Private placements for accredited vs. non-accredited investors
The most commonly used exemption is for private placements, in which securities can be sold to an unlimited number of accredited investors and to a limited number (no more than 35) of non-accredited investors. Accredited investors, among other qualifications, have a high net worth ($1 million or more) and high income ($250, 000 individual and/or $350,000 combined salary with a spouse). Most angel investors are also accredited investors; however, the differences between both types of investors are significant under federal and state private placement exemptions.

For example, if only accredited investors are involved in an investment endeavor, then no specific information is needed other than a prepared formal private placement memorandum, which protects the company and its officers from fraud and future liability proceedings. Accredited investors save the seller time and expense during the exemption process, including any legal fees. On the other hand, if non-accredited investors are involved, SEC regulations require the sellers to obtain a registration statement concerning a non-exempt offering. In addition, the seller is required to have a reasonable basis for preferring the non-accredited investors. This is called investment sophistication (i.e. capability through education, employment experience, or other experience of evaluating the merits and risks of the investment).

The importance of an attorney
An entrepreneur’s well-detailed business plan should be taken to their law firm. Here their securities attorney will prepare the offering document. Each of the potential investors must obtain a copy. At the time of investment, each investor needs to sign a seen legal statement, read the offering document, and be made aware of the risks in making such an investment.

A qualified securities attorney will be able to guide an entrepreneur through the process of securities laws of their specific proposed angel investment.
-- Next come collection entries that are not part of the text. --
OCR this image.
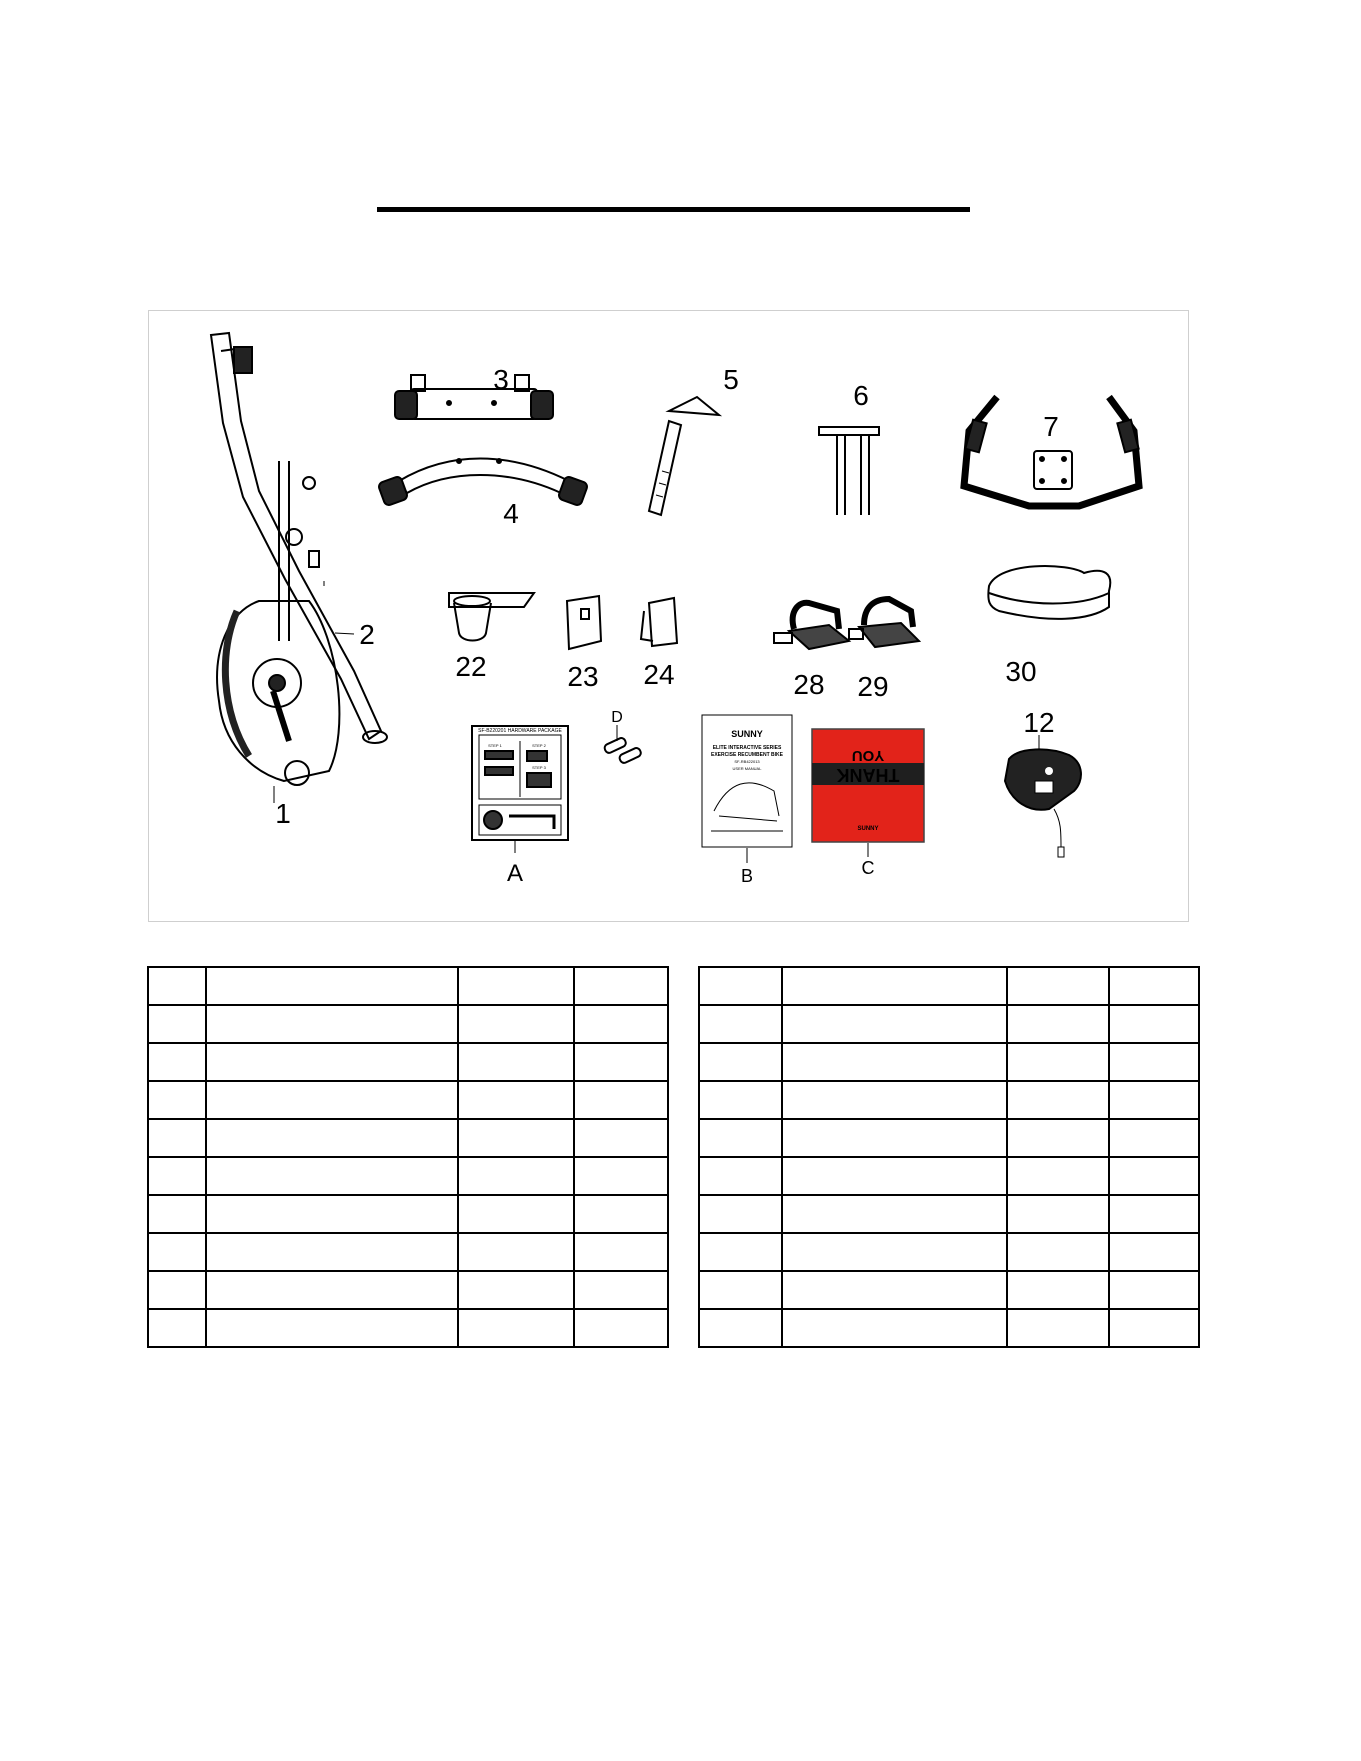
SF-B220201 HARDWARE PACKAGE
STEP 1	STEP 2
STEP 3
SUNNY
ELITE INTERACTIVE SERIES
EXERCISE RECUMBENT BIKE
SF-RB422013
USER MANUAL	THANK
YOU
SUNNY
1
2
3
4
5
6
7
12
22	23 24	28 29	30
A	B	C
D
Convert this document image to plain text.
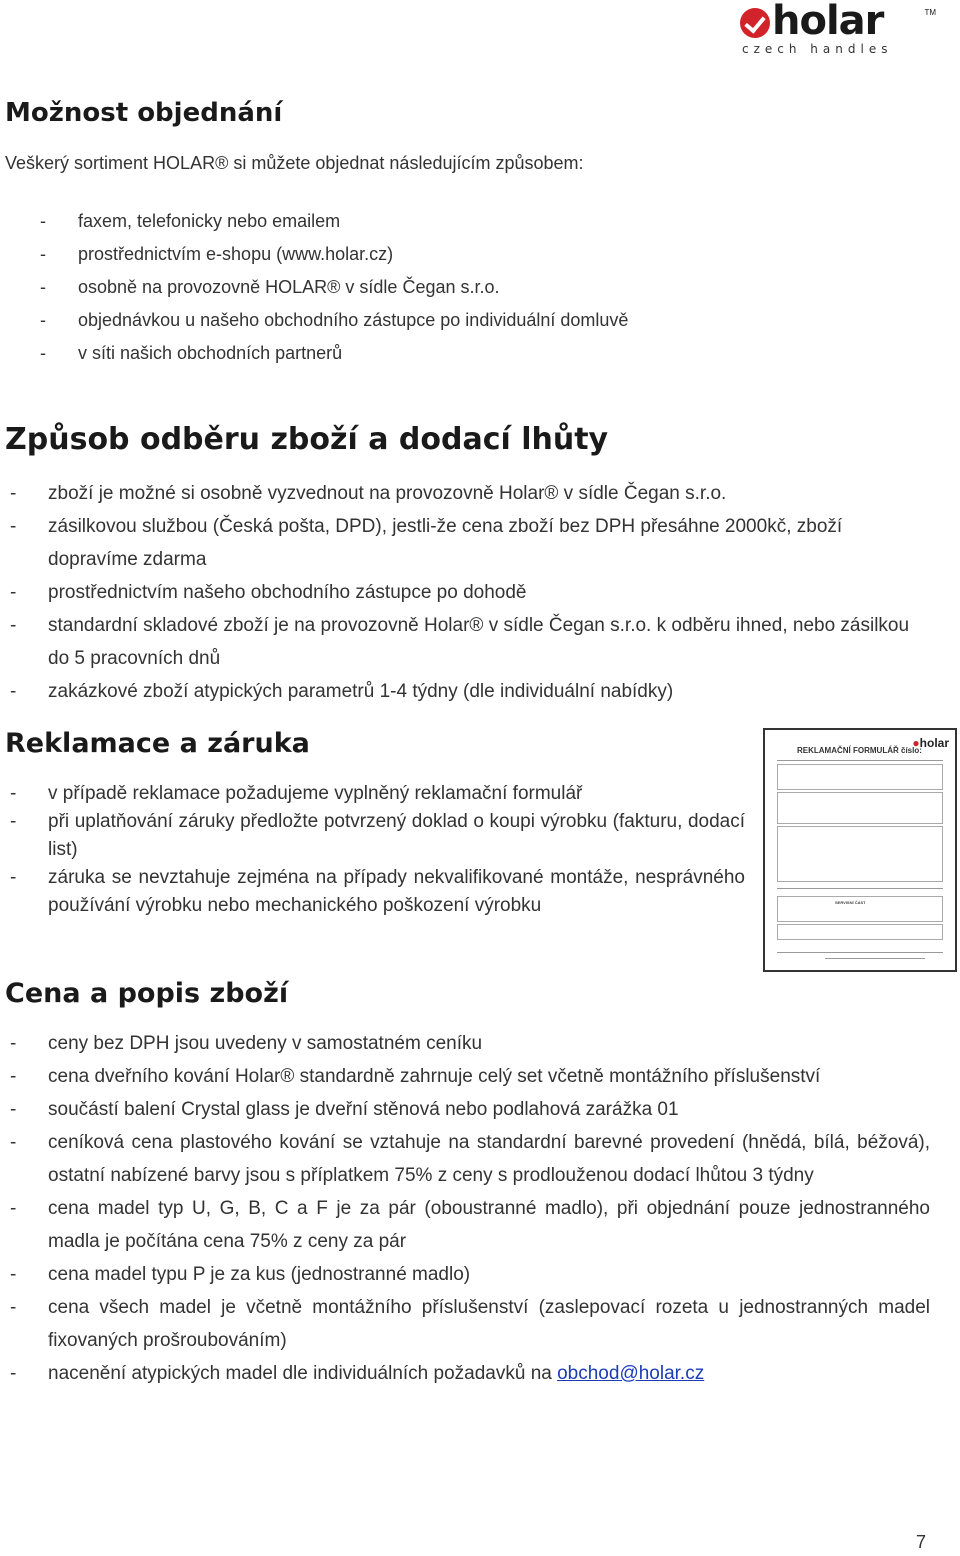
holar	TM
czech handles
Možnost objednání

Veškerý sortiment HOLAR® si můžete objednat následujícím způsobem:

- faxem, telefonicky nebo emailem
- prostřednictvím e-shopu (www.holar.cz)
- osobně na provozovně HOLAR® v sídle Čegan s.r.o.
- objednávkou u našeho obchodního zástupce po individuální domluvě
- v síti našich obchodních partnerů
Způsob odběru zboží a dodací lhůty
- zboží je možné si osobně vyzvednout na provozovně Holar® v sídle Čegan s.r.o.
- zásilkovou službou (Česká pošta, DPD), jestli-že cena zboží bez DPH přesáhne 2000kč, zboží dopravíme zdarma
- prostřednictvím našeho obchodního zástupce po dohodě
- standardní skladové zboží je na provozovně Holar® v sídle Čegan s.r.o. k odběru ihned, nebo zásilkou do 5 pracovních dnů
- zakázkové zboží atypických parametrů 1-4 týdny (dle individuální nabídky)
Reklamace a záruka
- v případě reklamace požadujeme vyplněný reklamační formulář
- při uplatňování záruky předložte potvrzený doklad o koupi výrobku (fakturu, dodací list)
- záruka se nevztahuje zejména na případy nekvalifikované montáže, nesprávného používání výrobku nebo mechanického poškození výrobku
REKLAMAČNÍ FORMULÁŘ číslo:
●holar
SERVISNÍ ČÁST
Cena a popis zboží
- ceny bez DPH jsou uvedeny v samostatném ceníku
- cena dveřního kování Holar® standardně zahrnuje celý set včetně montážního příslušenství
- součástí balení Crystal glass je dveřní stěnová nebo podlahová zarážka 01
- ceníková cena plastového kování se vztahuje na standardní barevné provedení (hnědá, bílá, béžová), ostatní nabízené barvy jsou s příplatkem 75% z ceny s prodlouženou dodací lhůtou 3 týdny
- cena madel typ U, G, B, C a F je za pár (oboustranné madlo), při objednání pouze jednostranného madla je počítána cena 75% z ceny za pár
- cena madel typu P je za kus (jednostranné madlo)
- cena všech madel je včetně montážního příslušenství (zaslepovací rozeta u jednostranných madel fixovaných prošroubováním)
- nacenění atypických madel dle individuálních požadavků na obchod@holar.cz
7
Every entrepreneur and their investors must abide to the securities laws because non-compliance penalties can be quite severe. For instance, if a securities offering is not registered and no exemption is available, the investor may have a variety of securities claims against the entrepreneur and his/her business, including the right to terminate the investment deal and demand back their invested funds. It is important for the business owners to properly comply with securities law regulations to avoid such harsh investment consequences.

Entrepreneurs who seek capital for their early stage venture must have the counsel of an experienced attorney who specializes in financial transactions. Obtaining a securities attorney will enable the business owners to fully understand all federal and state regulations regarding their business, protect business owners and investors, and encourage compliance with these laws.